Integrative Network Pharmacology: Multilayer Omics, Bioinformatics, and Polypharmacological Drug Design
Keywords:
Network pharmacology, Multi-Omics Integration, Bioinformatics, Drug Repurposing, Polypharmacology, Computational Drug DiscoveryAbstract
Network pharmacology represents a transformative shift from "one drug–one target" paradigm to a systems-level approach that integrates biological networks, omics data, and computational intelligence. This comprehensive review articulates the conceptual foundations, architecture, and practical applications of network pharmacology in drug discovery and translational medicine. By incorporating multilayer omics—genomics, transcriptomics, proteomics, metabolomics, and single-cell data—with bioinformatics tools and graph theory, researchers can delineate disease modules, predict polypharmacological interactions, and repurpose drugs with increased precision.
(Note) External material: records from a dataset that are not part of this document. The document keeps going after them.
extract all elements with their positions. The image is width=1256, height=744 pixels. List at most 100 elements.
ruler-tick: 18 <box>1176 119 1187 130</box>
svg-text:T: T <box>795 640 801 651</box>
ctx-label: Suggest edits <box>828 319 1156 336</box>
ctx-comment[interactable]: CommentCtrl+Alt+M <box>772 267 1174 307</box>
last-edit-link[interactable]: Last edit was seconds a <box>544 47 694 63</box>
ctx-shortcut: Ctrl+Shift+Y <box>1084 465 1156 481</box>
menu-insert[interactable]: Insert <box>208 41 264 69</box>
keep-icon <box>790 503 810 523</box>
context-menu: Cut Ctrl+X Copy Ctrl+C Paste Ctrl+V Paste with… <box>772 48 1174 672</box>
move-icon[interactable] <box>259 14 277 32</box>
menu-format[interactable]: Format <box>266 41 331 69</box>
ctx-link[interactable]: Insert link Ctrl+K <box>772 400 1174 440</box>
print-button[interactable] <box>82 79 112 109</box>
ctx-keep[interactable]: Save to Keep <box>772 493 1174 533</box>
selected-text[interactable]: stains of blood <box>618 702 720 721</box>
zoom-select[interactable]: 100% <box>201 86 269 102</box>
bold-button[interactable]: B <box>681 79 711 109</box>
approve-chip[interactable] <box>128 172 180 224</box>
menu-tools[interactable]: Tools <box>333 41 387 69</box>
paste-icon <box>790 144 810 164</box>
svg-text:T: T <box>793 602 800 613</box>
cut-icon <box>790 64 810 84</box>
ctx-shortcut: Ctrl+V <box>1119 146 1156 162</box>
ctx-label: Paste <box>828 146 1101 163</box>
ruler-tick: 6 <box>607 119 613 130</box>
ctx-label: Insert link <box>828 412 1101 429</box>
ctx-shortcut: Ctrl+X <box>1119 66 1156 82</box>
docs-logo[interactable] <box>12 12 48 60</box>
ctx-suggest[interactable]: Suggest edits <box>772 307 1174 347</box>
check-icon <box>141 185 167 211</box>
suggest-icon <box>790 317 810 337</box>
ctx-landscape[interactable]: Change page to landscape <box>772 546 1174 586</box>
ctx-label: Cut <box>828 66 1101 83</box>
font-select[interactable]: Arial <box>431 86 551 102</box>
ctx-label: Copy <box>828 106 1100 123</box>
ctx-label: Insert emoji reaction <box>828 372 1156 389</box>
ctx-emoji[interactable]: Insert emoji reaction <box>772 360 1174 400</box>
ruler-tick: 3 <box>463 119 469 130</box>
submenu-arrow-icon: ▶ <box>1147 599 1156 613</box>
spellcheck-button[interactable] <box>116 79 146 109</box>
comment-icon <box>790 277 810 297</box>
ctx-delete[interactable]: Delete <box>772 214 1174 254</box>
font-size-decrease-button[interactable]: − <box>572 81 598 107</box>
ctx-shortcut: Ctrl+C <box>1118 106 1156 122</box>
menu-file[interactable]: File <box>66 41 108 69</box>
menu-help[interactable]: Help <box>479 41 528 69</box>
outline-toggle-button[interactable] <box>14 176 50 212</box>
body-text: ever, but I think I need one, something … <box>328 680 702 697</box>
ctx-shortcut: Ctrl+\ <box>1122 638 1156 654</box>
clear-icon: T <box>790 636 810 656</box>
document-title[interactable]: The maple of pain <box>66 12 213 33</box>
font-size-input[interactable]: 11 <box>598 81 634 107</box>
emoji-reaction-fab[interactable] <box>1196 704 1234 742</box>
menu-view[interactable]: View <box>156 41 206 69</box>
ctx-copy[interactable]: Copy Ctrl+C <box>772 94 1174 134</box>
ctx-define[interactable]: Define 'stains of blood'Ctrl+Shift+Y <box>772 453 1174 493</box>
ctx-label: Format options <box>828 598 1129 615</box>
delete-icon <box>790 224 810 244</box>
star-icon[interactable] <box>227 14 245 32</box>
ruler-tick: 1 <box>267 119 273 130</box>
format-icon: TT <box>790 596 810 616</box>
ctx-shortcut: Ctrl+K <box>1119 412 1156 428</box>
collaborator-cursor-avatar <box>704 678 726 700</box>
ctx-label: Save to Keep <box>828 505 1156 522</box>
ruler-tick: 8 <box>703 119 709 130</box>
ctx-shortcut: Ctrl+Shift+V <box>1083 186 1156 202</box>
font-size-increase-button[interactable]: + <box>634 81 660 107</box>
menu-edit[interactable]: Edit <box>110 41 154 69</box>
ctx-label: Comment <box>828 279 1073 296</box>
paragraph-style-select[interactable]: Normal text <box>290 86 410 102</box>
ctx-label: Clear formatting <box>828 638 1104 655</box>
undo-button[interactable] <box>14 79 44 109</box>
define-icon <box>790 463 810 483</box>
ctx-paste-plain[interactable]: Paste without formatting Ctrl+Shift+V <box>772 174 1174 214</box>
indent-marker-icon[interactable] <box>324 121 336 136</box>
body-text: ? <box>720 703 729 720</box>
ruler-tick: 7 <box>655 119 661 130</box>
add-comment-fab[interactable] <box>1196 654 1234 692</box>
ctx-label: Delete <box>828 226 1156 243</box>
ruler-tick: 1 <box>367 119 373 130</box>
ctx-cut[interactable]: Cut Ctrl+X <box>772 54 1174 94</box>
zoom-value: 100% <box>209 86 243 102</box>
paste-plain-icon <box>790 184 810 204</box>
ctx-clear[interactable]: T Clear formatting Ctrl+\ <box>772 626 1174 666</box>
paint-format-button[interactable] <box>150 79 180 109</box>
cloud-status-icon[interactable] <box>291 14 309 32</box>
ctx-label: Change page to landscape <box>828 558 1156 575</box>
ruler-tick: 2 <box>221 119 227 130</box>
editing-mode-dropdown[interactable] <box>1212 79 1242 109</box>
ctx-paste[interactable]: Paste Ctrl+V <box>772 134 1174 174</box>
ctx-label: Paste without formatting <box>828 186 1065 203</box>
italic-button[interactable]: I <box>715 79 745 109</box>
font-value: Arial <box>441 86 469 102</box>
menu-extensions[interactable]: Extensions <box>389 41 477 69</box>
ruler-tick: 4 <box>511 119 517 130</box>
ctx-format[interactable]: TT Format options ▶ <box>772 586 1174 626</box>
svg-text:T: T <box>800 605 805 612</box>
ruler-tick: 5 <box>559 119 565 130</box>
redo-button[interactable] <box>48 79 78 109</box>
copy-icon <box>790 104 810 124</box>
The work discusses cutting-edge computational strategies including graph neural networks, similarity network fusion, and explainable AI for robust modeling and interpretation. Case studies in oncology, neurodegeneration, infectious diseases, autoimmunity, and ethnopharmacology underscore the method’s potential in revealing novel mechanisms and multi-target therapeutics. Challenges such as incomplete interactomes, data heterogeneity, and model opacity are acknowledged, with solutions proposed through dynamic modeling, FAIR data practices, and ethical AI frameworks. Ultimately, network pharmacology emerges as a pivotal discipline enabling precision medicine through integrative, predictive, and mechanistically informed drug design.